Residents and members of the LGBT+ community in Miami Beach, Florida, are reeling after the state’s Transportation Department removed a rainbow crosswalk in the city.
The Pride-themed crosswalk, which was placed in the heart of Miami Beach, was removed by a crew from the Florida Department of Transportation on Sunday evening. Miami Beach Commissioner Kristen Rosen Gonzalez, who opposes the decision, told The Independent the removal “shocked our community.”
“To the residents of Miami Beach and our LGBTQ+ tourists from around the world, please know that the removal of this crosswalk was not our decision, it was the State of Florida’s, and we will continue to welcome with open arms and inclusion everyone who visits Miami Beach,” she said.
This marks the latest removal of a rainbow crosswalk after the Florida Department of Transportation issued a memo in June prohibiting road art, including anything with “social, political, or ideological messages or images and does not serve the purpose of traffic control.”
The City Commission unanimously appealed the crosswalk’s removal, but received notice late Friday night the appeal was denied, Miami Beach Commissioner Alex Fernandez told The Independent.
“This crosswalk, it represented so much to so many people who, over the decades, endured everything from workplace discrimination, to the stigma of HIV and AIDS, expulsion from the military, housing inequality, of course the long fight for marriage equality,” he said. “These were hard won battles that took us, the gay community, from being marginalized, to being visible, to being included, to being recognized.”
“To see our own government, our own state government that should be here to protect us, to lift all of its people, to waste the taxpayers’ money in coming in and ripping out brick by brick our symbols of inclusion, our symbols of progress, our symbols of safety — it was heartbreaking at best, grotesque at worst,” he added.

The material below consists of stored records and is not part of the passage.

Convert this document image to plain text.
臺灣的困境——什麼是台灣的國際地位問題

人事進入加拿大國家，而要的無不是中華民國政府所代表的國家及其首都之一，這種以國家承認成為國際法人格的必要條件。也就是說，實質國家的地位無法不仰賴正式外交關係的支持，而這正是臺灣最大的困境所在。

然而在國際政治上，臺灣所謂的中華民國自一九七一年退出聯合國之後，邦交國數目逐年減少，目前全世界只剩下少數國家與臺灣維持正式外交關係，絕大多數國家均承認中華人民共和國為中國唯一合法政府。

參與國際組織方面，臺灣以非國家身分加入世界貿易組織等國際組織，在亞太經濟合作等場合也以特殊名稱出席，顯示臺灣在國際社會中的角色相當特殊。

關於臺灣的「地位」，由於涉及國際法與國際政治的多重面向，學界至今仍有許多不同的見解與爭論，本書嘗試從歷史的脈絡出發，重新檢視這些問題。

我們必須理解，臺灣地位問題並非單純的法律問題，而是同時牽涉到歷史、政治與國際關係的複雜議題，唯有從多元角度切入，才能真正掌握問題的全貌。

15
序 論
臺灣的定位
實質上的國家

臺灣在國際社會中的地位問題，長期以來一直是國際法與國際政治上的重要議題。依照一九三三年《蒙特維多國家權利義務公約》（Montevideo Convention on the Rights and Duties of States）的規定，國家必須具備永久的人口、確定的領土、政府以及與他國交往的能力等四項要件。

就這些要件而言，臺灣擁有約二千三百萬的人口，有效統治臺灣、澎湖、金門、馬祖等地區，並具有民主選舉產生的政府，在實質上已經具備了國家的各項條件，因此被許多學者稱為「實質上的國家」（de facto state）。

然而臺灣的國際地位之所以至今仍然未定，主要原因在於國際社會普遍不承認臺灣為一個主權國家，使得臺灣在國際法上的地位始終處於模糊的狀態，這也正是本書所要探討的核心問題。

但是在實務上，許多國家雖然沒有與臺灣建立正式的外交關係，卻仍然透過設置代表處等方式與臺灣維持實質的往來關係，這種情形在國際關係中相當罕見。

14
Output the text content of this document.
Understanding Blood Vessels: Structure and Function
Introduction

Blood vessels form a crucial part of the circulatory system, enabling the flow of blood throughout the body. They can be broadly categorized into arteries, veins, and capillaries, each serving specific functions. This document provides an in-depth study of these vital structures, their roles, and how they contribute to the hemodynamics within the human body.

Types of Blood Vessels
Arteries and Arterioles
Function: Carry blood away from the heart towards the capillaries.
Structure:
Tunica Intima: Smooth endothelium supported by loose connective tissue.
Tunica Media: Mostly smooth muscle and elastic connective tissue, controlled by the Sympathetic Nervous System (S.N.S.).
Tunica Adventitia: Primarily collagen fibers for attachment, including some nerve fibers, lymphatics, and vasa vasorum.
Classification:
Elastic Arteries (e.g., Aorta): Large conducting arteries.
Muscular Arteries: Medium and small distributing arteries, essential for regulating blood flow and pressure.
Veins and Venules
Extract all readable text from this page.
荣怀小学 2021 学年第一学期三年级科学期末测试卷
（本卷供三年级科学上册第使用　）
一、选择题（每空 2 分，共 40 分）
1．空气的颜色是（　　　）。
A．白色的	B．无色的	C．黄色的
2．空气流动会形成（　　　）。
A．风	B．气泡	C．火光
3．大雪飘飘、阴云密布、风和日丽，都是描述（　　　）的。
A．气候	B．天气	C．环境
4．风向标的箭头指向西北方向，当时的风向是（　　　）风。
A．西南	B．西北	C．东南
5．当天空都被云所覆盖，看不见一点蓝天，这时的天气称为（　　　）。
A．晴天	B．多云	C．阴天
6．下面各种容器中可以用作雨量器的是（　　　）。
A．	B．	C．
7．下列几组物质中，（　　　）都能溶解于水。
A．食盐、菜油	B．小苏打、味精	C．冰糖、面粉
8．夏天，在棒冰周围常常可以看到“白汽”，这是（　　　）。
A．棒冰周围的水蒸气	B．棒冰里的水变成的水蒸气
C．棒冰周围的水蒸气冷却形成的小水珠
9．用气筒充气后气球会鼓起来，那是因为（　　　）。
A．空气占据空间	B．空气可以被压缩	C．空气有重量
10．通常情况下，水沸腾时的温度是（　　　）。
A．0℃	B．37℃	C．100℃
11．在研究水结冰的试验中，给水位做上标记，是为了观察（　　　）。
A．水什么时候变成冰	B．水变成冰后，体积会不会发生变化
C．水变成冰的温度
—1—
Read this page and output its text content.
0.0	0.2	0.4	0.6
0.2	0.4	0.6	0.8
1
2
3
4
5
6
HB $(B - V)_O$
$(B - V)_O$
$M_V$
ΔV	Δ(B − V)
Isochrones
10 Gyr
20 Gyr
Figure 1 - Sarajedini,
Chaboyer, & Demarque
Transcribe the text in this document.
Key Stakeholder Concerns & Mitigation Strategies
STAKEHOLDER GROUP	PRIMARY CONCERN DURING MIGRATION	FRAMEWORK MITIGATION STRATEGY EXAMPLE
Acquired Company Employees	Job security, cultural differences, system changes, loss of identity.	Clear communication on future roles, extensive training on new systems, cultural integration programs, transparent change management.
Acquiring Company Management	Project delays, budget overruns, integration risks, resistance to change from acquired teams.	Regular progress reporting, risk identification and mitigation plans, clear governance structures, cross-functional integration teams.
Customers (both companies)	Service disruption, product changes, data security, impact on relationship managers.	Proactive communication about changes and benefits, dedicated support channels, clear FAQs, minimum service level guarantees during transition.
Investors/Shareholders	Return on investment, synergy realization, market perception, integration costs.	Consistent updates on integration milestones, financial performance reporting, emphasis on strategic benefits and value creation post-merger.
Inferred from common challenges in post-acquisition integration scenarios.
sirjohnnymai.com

A drag performer told local outlet WSVN the crosswalk “represents blood, sweat and tears.”
“I literally worked so hard on this sidewalk for many years and struggled to come out here and perform and share art, share my craft, so it tears my heart to see it go away, but we’re going to fight, we’re not going anywhere,” the performer said.
The state’s order to remove road art is in compliance with a federal directive, Florida Transportation Secretary Jared Perdue said in August, according to Spectrum News 13. Transportation Secretary Sean Duffy issued a memo on July 1 telling states to ensure intersections and crosswalks are “kept free from distractions,” including “political messages of any nature.”
Florida Governor Ron DeSantis also said in August that officials have been removing art from across the political spectrum.
“Most of this stuff is, I mean, they had to remove a ‘Back the Blue,’ they had to remove some of these other things, and so it spans different things, but we’ve made the policy decision in Florida that we’re not going to use the roads for that purpose,” DeSantis said.
The Independent has contacted the Florida Department of Transportation for comment.
This comes more than a month after officials removed a rainbow crosswalk outside Orlando’s Pulse nightclub, where a gunman killed 49 people in 2016 in the deadliest attack on LGBT+ people in U.S. history. Orlando Mayor Buddy Dyer called the removal of the crosswalk a “callous” and “cruel political act.”
“We are devastated to learn that overnight the state painted over the Pulse Memorial crosswalk on Orange Avenue,” Dyer said in a statement. “This callous action of hastily removing part of a memorial to what was at the time our nation’s largest mass shooting, without any supporting safety data, or discussion, is a cruel political act.”